Shabbos Parashas Mishpatim

The last section of this week’s parashah recounts events associated with the Giving of the Torah. The Jewish People declare (Shemos 24:7): “All that Hashem has spoken we shall do and we shall listen.” In Ruth Rabbah Pesichasa 1, the Midrash expounds:
“Hear, O My People, and I shall speak” (Tehillim 50:7). How did you merit to be called “My People”? From “I shall speak” – because you spoke before Me at Sinai and said: “All that Hashem has spoken we shall do and we shall listen.”
This Midrash seems to take the verse from Tehillim far beyond its plain meaning, which is simply a call from God to the Jewish People to listen to what He is going to say to them. Also, the Midrash seems to make quite a stretch in reading the phrase “I shall speak” as “because you spoke.” But the Maggid, in his commentary on Megillas Rus, shows that the Midrash fits perfectly with the plain meaning of the verse.
The Gemara in Shabbos 88a relates that when the Jewish People said “we shall do and we shall listen,” a Heavenly voice cried out:
Who revealed this secret to My children? This is the expression that the ministering angels use! As it is written (Tehillim 103:20): “Bless Hashem, O His angels – the mighty ones who do His bidding and listen to the voice of His word.” First they mention doing, and afterwards listening.
The Maggid explains this teaching as follows. The Torah is divided into two parts: revealed Torah and hidden Torah. The revealed Torah is freely available to all. Anyone who wishes can take a full helping of it and understand what he has learned. The hidden Torah, however, can be grasped only by a select few: those who, through their exemplary deeds, serve God out of deep love. Only when a person reaches this exalted level does God open his eyes and allow him to behold the wonders of His Torah. As it is written (ibid. 25:14): “Hashem’s secrets are for those who fear Him.”

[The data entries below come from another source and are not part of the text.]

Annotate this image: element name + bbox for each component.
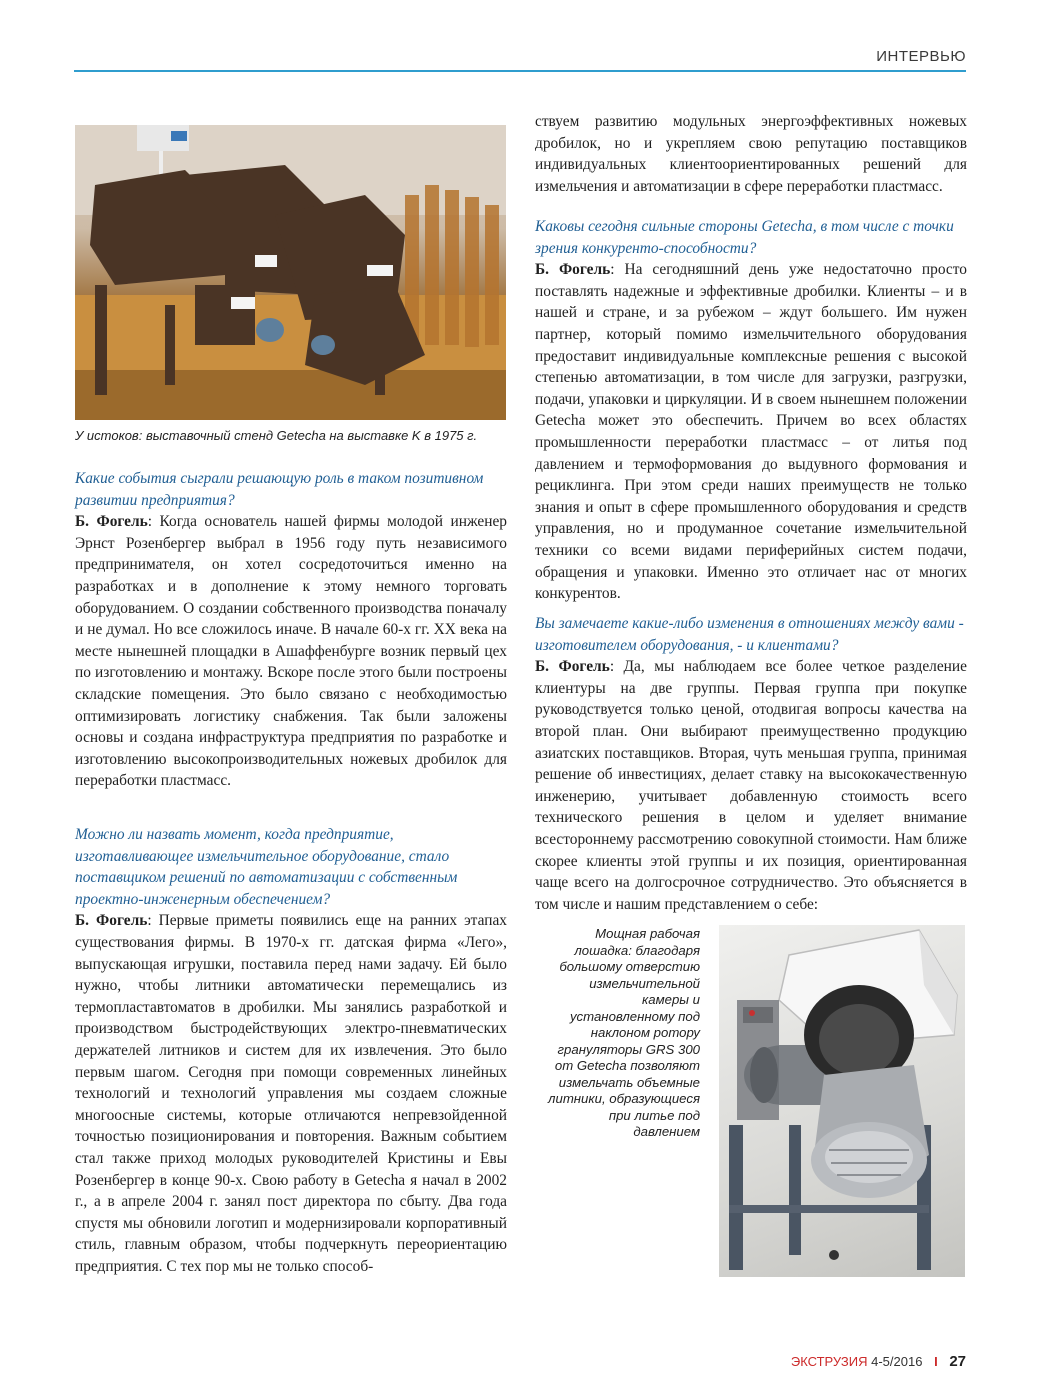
answer-4-speaker: Б. Фогель [535,658,610,676]
exhibition-photo [75,125,506,420]
right-column-3 [535,613,967,915]
magazine-name: ЭКСТРУЗИЯ [790,1354,868,1369]
page-footer [791,1353,966,1370]
question-1: Какие события сыграли решающую роль в таком позитивном развитии предприятия? [75,470,484,509]
answer-2-speaker: Б. Фогель [75,912,148,930]
issue-number: 4-5/2016 [871,1354,923,1369]
section-label: ИНТЕРВЬЮ [876,48,966,65]
answer-4-text: : Да, мы наблюдаем все более четкое разделение клиентуры на две группы. Первая группа при покупке руководствуется только ценой, отодвигая вопросы качества на второй план. Они выбирают преимущественно продукцию азиатских поставщиков. Вторая, чуть меньшая группа, принимая решение об инвестициях, делает ставку на высококачественную инженерию, учитывает добавленную стоимость всего технического решения в целом и уделяет внимание всестороннему рассмотрению совокупной стоимости. Нам ближе скорее клиенты этой группы и их позиция, ориентированная чаще всего на долгосрочное сотрудничество. Это объясняется в том числе и нашим представлением о себе: [535,658,967,913]
question-4: Вы замечаете какие-либо изменения в отношениях между вами - изготовителем оборудования, - и клиентами? [535,615,964,654]
photo-caption: У истоков: выставочный стенд Getecha на выставке K в 1975 г. [75,428,478,443]
left-column [75,468,507,792]
page-number: 27 [949,1353,966,1370]
right-column [535,111,967,197]
question-3: Каковы сегодня сильные стороны Getecha, в том числе с точки зрения конкуренто-способности? [535,218,954,257]
header-rule [74,70,966,72]
question-2: Можно ли назвать момент, когда предприятие, изготавливающее измельчительное оборудование, стало поставщиком решений по автоматизации с собственным проектно-инженерным обеспечением? [75,826,458,908]
answer-1-text: : Когда основатель нашей фирмы молодой инженер Эрнст Розенбергер выбрал в 1956 году путь независимого предпринимателя, он хотел сосредоточиться именно на разработках и в дополнение к этому немного торговать оборудованием. О создании собственного производства поначалу и не думал. Но все сложилось иначе. В начале 60-х гг. XX века на месте нынешней площадки в Ашаффенбурге возник первый цех по изготовлению и монтажу. Вскоре после этого были построены складские помещения. Это было связано с необходимостью оптимизировать логистику снабжения. Так были заложены основы и создана инфраструктура предприятия по разработке и изготовлению высокопроизводительных ножевых дробилок для переработки пластмасс. [75,513,507,790]
answer-1-speaker: Б. Фогель [75,513,148,531]
answer-3 [535,259,967,605]
answer-1 [75,511,507,792]
answer-3-speaker: Б. Фогель [535,261,611,279]
answer-4 [535,656,967,915]
machine-caption: Мощная рабочая лошадка: благодаря большому отверстию измельчительной камеры и установленному под наклоном ротору грануляторы GRS 300 от Getecha позволяют измельчать объемные литники, образующиеся при литье под давлением [548,926,700,1139]
answer-2-text: : Первые приметы появились еще на ранних этапах существования фирмы. В 1970-х гг. датская фирма «Лего», выпускающая игрушки, поставила перед нами задачу. Ей было нужно, чтобы литники автоматически перемещались из термопластавтоматов в дробилки. Мы занялись разработкой и производством быстродействующих электро-пневматических держателей литников и систем для их извлечения. Это было первым шагом. Сегодня при помощи современных линейных технологий и технологий управления мы создаем сложные многоосные системы, которые отличаются непревзойденной точностью позиционирования и повторения. Важным событием стал также приход молодых руководителей Кристины и Евы Розенбергер в конце 90-х. Свою работу в Getecha я начал в 2002 г., а в апреле 2004 г. занял пост директора по сбыту. Два года спустя мы обновили логотип и модернизировали корпоративный стиль, главным образом, чтобы подчеркнуть переориентацию предприятия. С тех пор мы не только способ- [75,912,507,1275]
answer-3-text: : На сегодняшний день уже недостаточно просто поставлять надежные и эффективные дробилки. Клиенты – и в нашей и стране, и за рубежом – ждут большего. Им нужен партнер, который помимо измельчительного оборудования предоставит индивидуальные комплексные решения с высокой степенью автоматизации, в том числе для загрузки, разгрузки, подачи, упаковки и циркуляции. И в своем нынешнем положении Getecha может это обеспечить. Причем во всех областях промышленности переработки пластмасс – от литья под давлением и термоформования до выдувного формования и рециклинга. При этом среди наших преимуществ не только знания и опыт в сфере промышленного оборудования и средств управления, но и продуманное сочетание измельчительной техники со всеми видами периферийных систем подачи, обращения и упаковки. Именно это отличает нас от многих конкурентов. [535,261,967,603]
answer-2 [75,910,507,1277]
continued-text: ствуем развитию модульных энергоэффективных ножевых дробилок, но и укрепляем свою репутацию поставщиков индивидуальных клиентоориентированных решений для измельчения и автоматизации в сфере переработки пластмасс. [535,113,967,195]
footer-separator: I [934,1354,938,1369]
left-column-2 [75,824,507,1277]
right-column-2 [535,216,967,605]
granulator-photo [719,925,965,1277]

Now Moshe came before the Jewish People only to present the side of Torah and mitzvos that is revealed to all. Just before the Giving of the Torah at Sinai, Moses brought the Jewish People the following message from God (Shemos 19:5): “Now, if you hearken well to My voice and uphold My covenant, then you shall be unto Me a special treasure among all the nations, for the whole Earth is Mine.” This declaration indicates that what was put before the people was only the revealed part of the Torah that is readily understood when heard. Nonetheless, the people discerned that there was another, hidden side to Torah that contained even greater wisdom. Moreover, the people realized that one who observes the revealed Torah properly eventually gains access to the hidden Torah, just as one who tends a tree properly eventually enjoys its fruit. This is what they meant when they said: “We shall do and we shall listen.” They declared that they would faithfully keep the revealed Torah, and thereby proceed – having attained the necessary capacity – to hear and digest the secrets of the hidden Torah.
We can now easily understand the Heavenly cry: “Who revealed this secret to My children?” Underlying this cry is the question: “How did the Jewish People know that there is another, hidden part to the Torah, beyond the revealed part that I am putting before them now? How did they know to commit themselves to listen to another message that I will convey later?”

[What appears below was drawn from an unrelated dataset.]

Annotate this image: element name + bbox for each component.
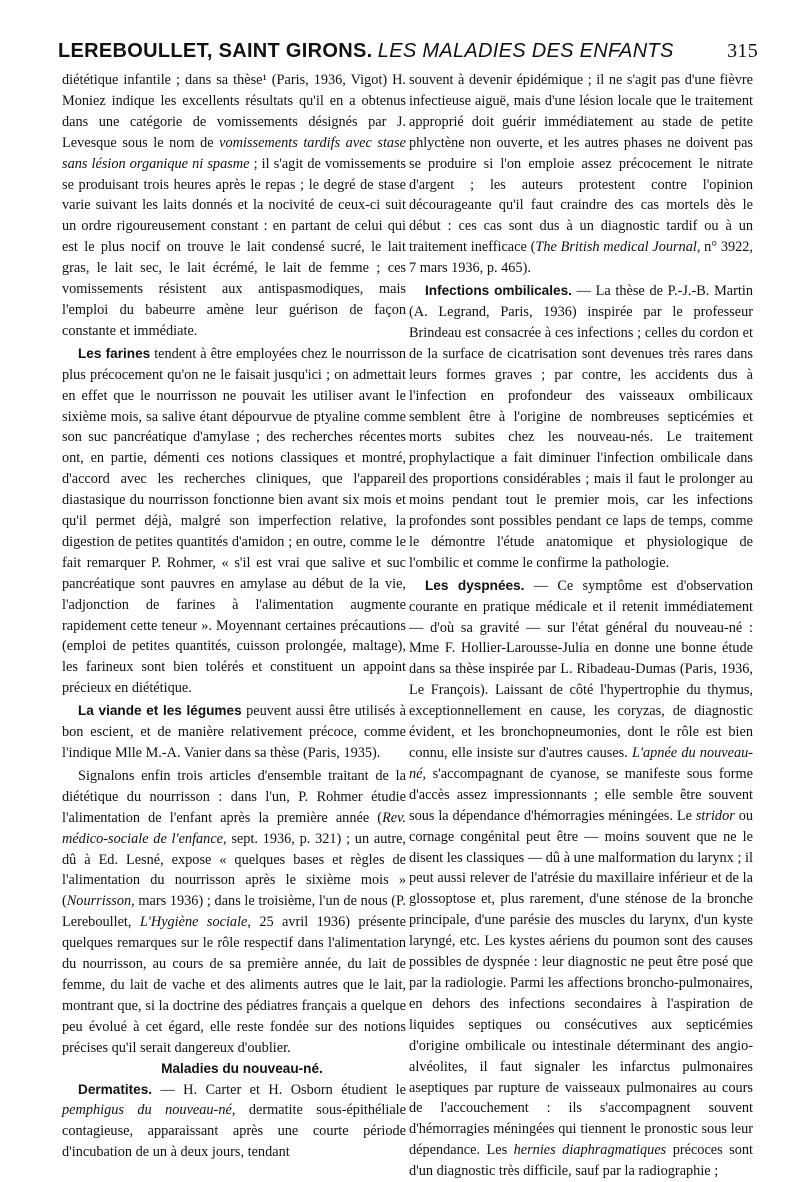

With this, we can explain the Midrash that we quoted at the outset. There remains just one more point to bring out. If a person habitually makes all his purchases at a certain store, he will naturally refer to the manager of this store as “my storekeeper.” Similarly, if a person always uses a certain tailor or handyman, he will speak of “my tailor” or “my handyman.” Now, a person who uses a certain tailor once will not automatically refer to this tailor as “my tailor.” However, if the tailor makes an arrangement with him after the first time to do all his tailoring work from then on, then he can refer to the tailor as “my tailor” even after just one job.
The same idea applies to the relationship between God and the Jewish People. The fact that we accepted God’s word on one occasion would not in itself give us the right to have God call us “My People.” We gained this title only because we pledged on that occasion to listen to God regularly from that point on, whenever God would speak to us through His faithful prophets and men of wisdom. When we declared at Sinai “We shall do and we shall listen,” we made a covenant for the future that binds us to heed God’s word at all times.
This is the message behind the verse from Tehillim: “Hear, O My People, and I shall speak.” God is telling us why we are obligated to listen to Him when He speaks. God says to us: “How did you gain the right to be called ‘My People’? Not because you listened to Me on one occasion. Rather, because on that occasion you spoke before Me and said: ‘We shall do and we shall listen.’ With these words, you promised that whenever ‘I shall speak,’ you will listen. And so you are duty-bound to listen to what I shall speak to you now.”